Whatever the long-term interest in SimRefinery, it wasn’t adopted at Chevron out of the gate, and that was the start of a pattern for the games by Maxis Business Simulations — a skepticism towards the idea that a simulation game could teach you something. Or should teach you something.

Comments

  1. Harry Jones says:

    What’s the point of a mental model if you don’t at least hope to arrive at an accurate simulation at some point?

    If you’re not trying to get a grip on the real world, then all thought is mental masturbation.

  2. Gavin Longmuir says:

    Harry J. “accurate simulation”

    Can there ever be such a thing as an “accurate simulation”, i.e. one that reliably predicts the future?

    The more realistic approach is contained in George Box’s famous aphorism: “All models are wrong. Some models are useful”.

    I once read an account of mountaineers preparing for an assault on a difficult Himalayan peak.
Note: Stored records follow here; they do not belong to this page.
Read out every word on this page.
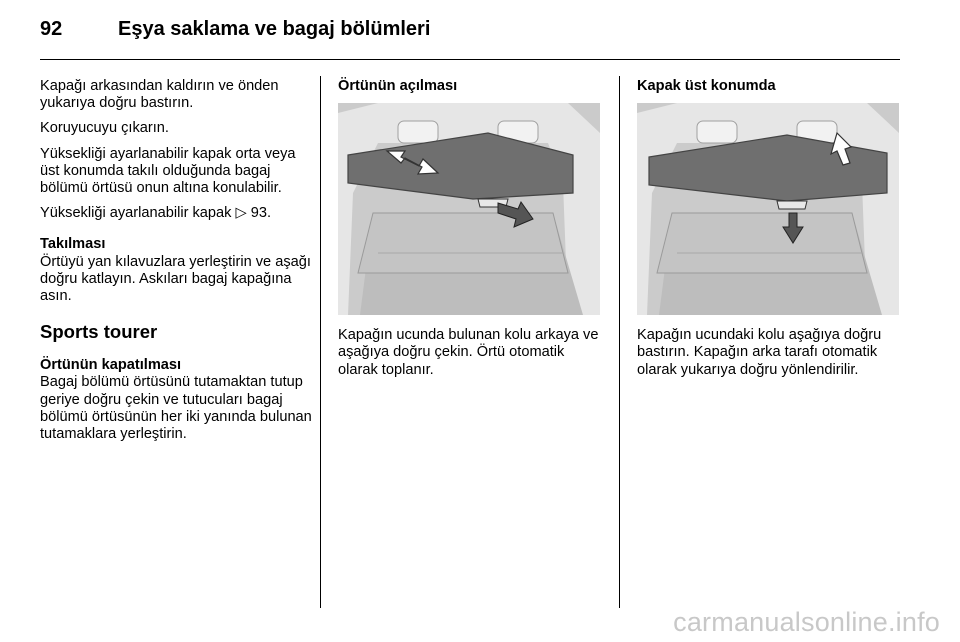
92	Eşya saklama ve bagaj bölümleri

Kapağı arkasından kaldırın ve önden yukarıya doğru bastırın.

Koruyucuyu çıkarın.

Yüksekliği ayarlanabilir kapak orta veya üst konumda takılı olduğunda bagaj bölümü örtüsü onun altına konulabilir.

Yüksekliği ayarlanabilir kapak ▷ 93.

Takılması

Örtüyü yan kılavuzlara yerleştirin ve aşağı doğru katlayın. Askıları bagaj kapağına asın.

Sports tourer

Örtünün kapatılması

Bagaj bölümü örtüsünü tutamaktan tutup geriye doğru çekin ve tutucuları bagaj bölümü örtüsünün her iki yanında bulunan tutamaklara yerleştirin.

Örtünün açılması

Kapağın ucunda bulunan kolu arkaya ve aşağıya doğru çekin. Örtü otomatik olarak toplanır.

Kapak üst konumda

Kapağın ucundaki kolu aşağıya doğru bastırın. Kapağın arka tarafı otomatik olarak yukarıya doğru yönlendirilir.

carmanualsonline.info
They built a model of the climb — rate of climb on different stages, Sherpas carrying oxygen and supplies, alternate routes, etc.

    The model could not be used for prediction, because there would be too many unknowns in the actual climb — changing weather conditions, falls, sickness in team members, etc.

    However, the model was very useful for making the climbers aware of interactions — the chances of reaching the summit were very dependent on what happened earlier at lower altitudes in the supply chain. The climbers found that this awareness helped them make better decisions during the climb, as real-world exigencies forced departures from the original plan.

    Perhaps a simulation does not have to be accurate to be useful?

  3. Mr. Contributor says:

    Turns out you can play SimRefinery now, someone found an old copy and uploaded.
    https://archive.org/details/simrefinery

    Playthrough of SimRefinery
    https://youtu.be/DZ6Cqn5rTfs

  4. Linda S. Fox says:

    2 groups that would probably benefit from a simulation designed for their jobs:
    - cops
    - teachers

    Both groups often work in situations where the factors can be much more complicated than just their part in the interaction, and they need to understand how their work can affect MANY other outcomes. Just a small change can have a major effect.

    For example, getting a class to start working right after they arrive in the room. I started using a stamp on the students’ papers, who started as soon as they came into the room. They got a double stamp if they also headed their papers.

    The kids asked why, I just smiled and kept circulating. Within 2 days, the kids had figured out how to get their papers stamped, and were working immediately as soon as they came in.

    That was a small change; the cost was only the stamp, and the effort required to apply it. But, it meant that they were actively working even before the bell rang, which dramatically increased learning time.

    It also decreased fights; some of the negative interactions occurred because kids were bored, and started trash-talking. That could carry over to in-class fights.

    For cops, similar small changes could impact their work, positively or negatively. It would be helpful for them to learn that.